Lasting Power of Attorney for Business Owners
Most business owners have not considered what would happen to the day to day running of
their business in the event of their own physical or mental incapacity.
What is a Lasting Power of Attorney (LPA)?
A Lasting Power of Attorney, also known as an LPA, is a legal document that allows you to appoint people that you trust to help make decisions with you (if you still have mental capacity) or on your behalf should you lose mental capacity temporarily or permanently in the future. Appointing someone to act under an LPA is often considered when planning for the future. It is different to a Will, as it covers what will happen during your lifetime, but is often put in place at the same time. Anyone over the age of 18 can make an LPA as long as they have the mental capacity to understand the document and the power that they are giving to their Attorneys. If someone does not have that capacity, then it will be too late to set up an LPA and an application to the Court of Protection to appoint someone as their Deputy will be required. This process can take many months to be completed.
What is a Business Lasting Power of Attorney (BLPA)?
Whilst traditionally used to deal with your personal affairs, Lasting Power of Attorney (LPA) can also be tailored to specifically cover your business, this is known as a Business Lasting Power of Attorney (BLPA). It can name the same or different individuals from your personal LPA to deal specifically with any decisions regarding your business. As a business owner, you may choose a trusted business associate to become your Attorney under a BLPA.
Who is involved in a Business Lasting Power of Attorney (BLPA)?
The Donor is the person setting up the BLPA to cover their affairs.
The Attorneys are the people appointed to manage the Donor’s affairs. Under a BLPA, the Attorneys should be trustworthy, competent and reliable. They should understand your business and be given clear guidance on how it should be run. They should have the skills and expertise to act on behalf of the Donor.

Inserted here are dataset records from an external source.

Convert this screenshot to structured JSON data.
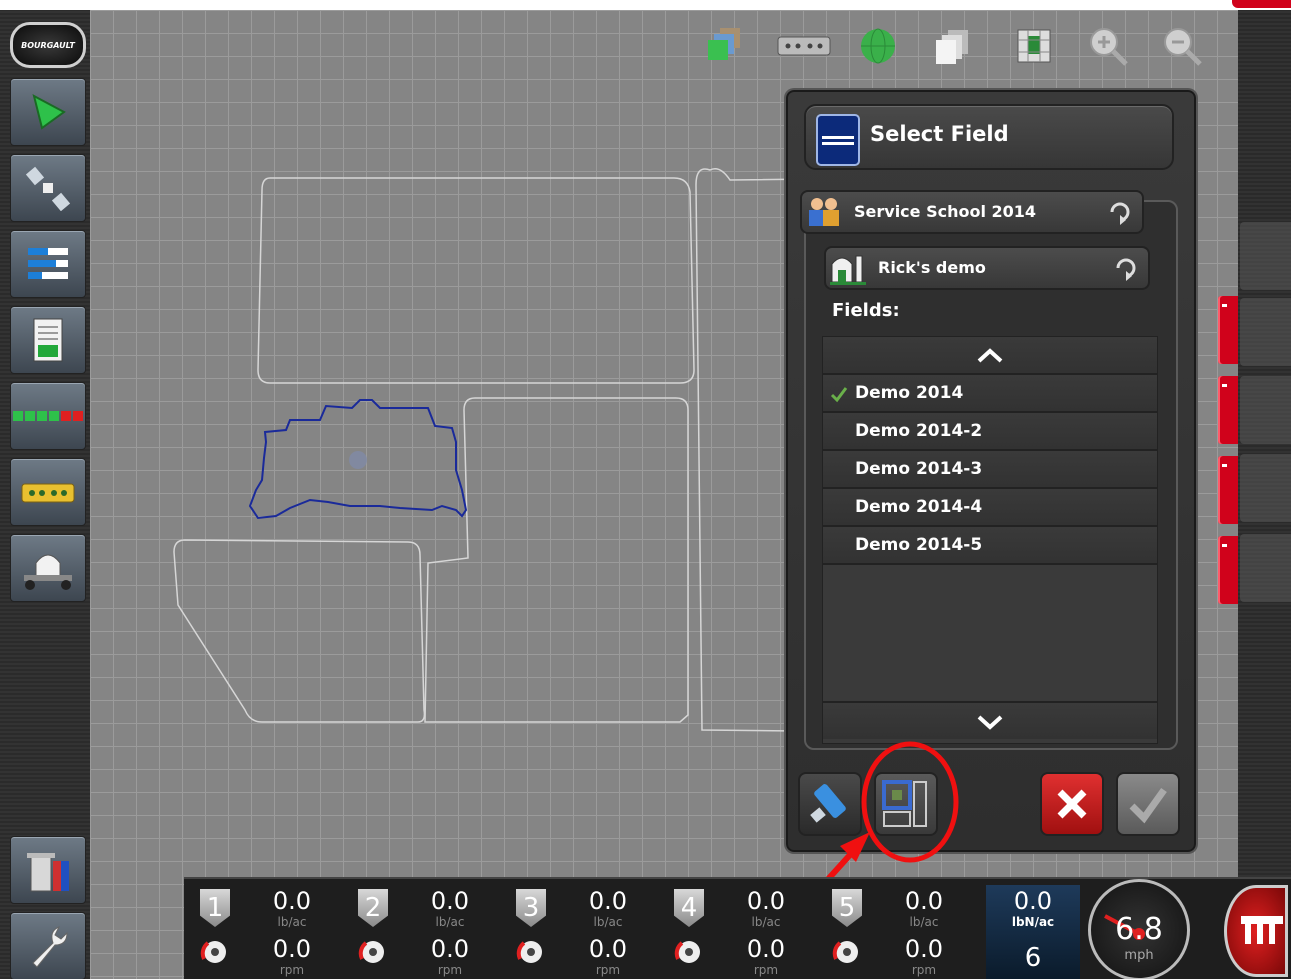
{
  "left_toolbar": {
    "logo_text": "BOURGAULT",
    "buttons": [
      "guidance-icon",
      "gps-satellite-icon",
      "layout-bars-icon",
      "report-icon",
      "sections-icon",
      "implement-icon",
      "planter-icon"
    ],
    "bottom_buttons": [
      "data-trash-icon",
      "settings-wrench-icon"
    ]
  },
  "top_toolbar": [
    "layers-icon",
    "implement-view-icon",
    "globe-icon",
    "pages-icon",
    "field-map-icon",
    "zoom-in-icon",
    "zoom-out-icon"
  ],
  "dialog": {
    "title": "Select Field",
    "client": "Service School 2014",
    "farm": "Rick's demo",
    "fields_label": "Fields:",
    "fields": [
      {
        "name": "Demo 2014",
        "selected": true
      },
      {
        "name": "Demo 2014-2",
        "selected": false
      },
      {
        "name": "Demo 2014-3",
        "selected": false
      },
      {
        "name": "Demo 2014-4",
        "selected": false
      },
      {
        "name": "Demo 2014-5",
        "selected": false
      }
    ]
  },
  "status_bar": {
    "sections": [
      {
        "num": "1",
        "rate": "0.0",
        "rate_unit": "lb/ac",
        "speed": "0.0",
        "speed_unit": "rpm"
      },
      {
        "num": "2",
        "rate": "0.0",
        "rate_unit": "lb/ac",
        "speed": "0.0",
        "speed_unit": "rpm"
      },
      {
        "num": "3",
        "rate": "0.0",
        "rate_unit": "lb/ac",
        "speed": "0.0",
        "speed_unit": "rpm"
      },
      {
        "num": "4",
        "rate": "0.0",
        "rate_unit": "lb/ac",
        "speed": "0.0",
        "speed_unit": "rpm"
      },
      {
        "num": "5",
        "rate": "0.0",
        "rate_unit": "lb/ac",
        "speed": "0.0",
        "speed_unit": "rpm"
      }
    ],
    "nitrogen": {
      "value": "0.0",
      "unit": "lbN/ac",
      "count": "6"
    },
    "speed": {
      "value": "6.8",
      "unit": "mph"
    }
  },
  "colors": {
    "accent_red": "#d0021b",
    "boundary_blue": "#1a2a9a"
  }
}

The Certificate Provider is someone who confirms that the Donor has the mental capacity to understand and enter into the BLPA.
What is the Process of setting up a Business lasting Power of Attorney (BLPA)?
- Choose who will be your Attorney(s). There is also the option to choose Replacement Attorneys.
- Consider any particular guidance or instructions you wish to add to the document to help the Attorney(s) deal with your affairs.
- Decide who will be your Certificate Provider to confirm that you have the capacity to enter into the BLPA. This could be a doctor, health professional, solicitor or someone who has known you well for a number of years.
- Once all parties have signed the BLPA, it will be sent for registration at the Office of the Public Guardian.
- The BLPA cannot be used until it is registered.
- Consider setting out a detailed plan about the running of the business for your Attorney in the event of your incapacity.
Why set up a Business Lasting Power of Attorney (BLPA)?
A Company or a Partnership could be left with a Director or a Partner who is not capable of fulfilling their duties and responsibilities due to a physical or mental incapacity. There may be insurance, regulatory or statutory breaches if the particular Director or Partner cannot fulfil that role. In event of a business owner becoming incapacitated, having a BLPA in place can:
- Promote business continuity
- Provide reassurance and protection to business associates and employees
- Give security of the business as a going concern for sale purposes
- Reduce insurance risk
- Protect against creditors bringing debt claims
- Prevent the loss of reputation and goodwill.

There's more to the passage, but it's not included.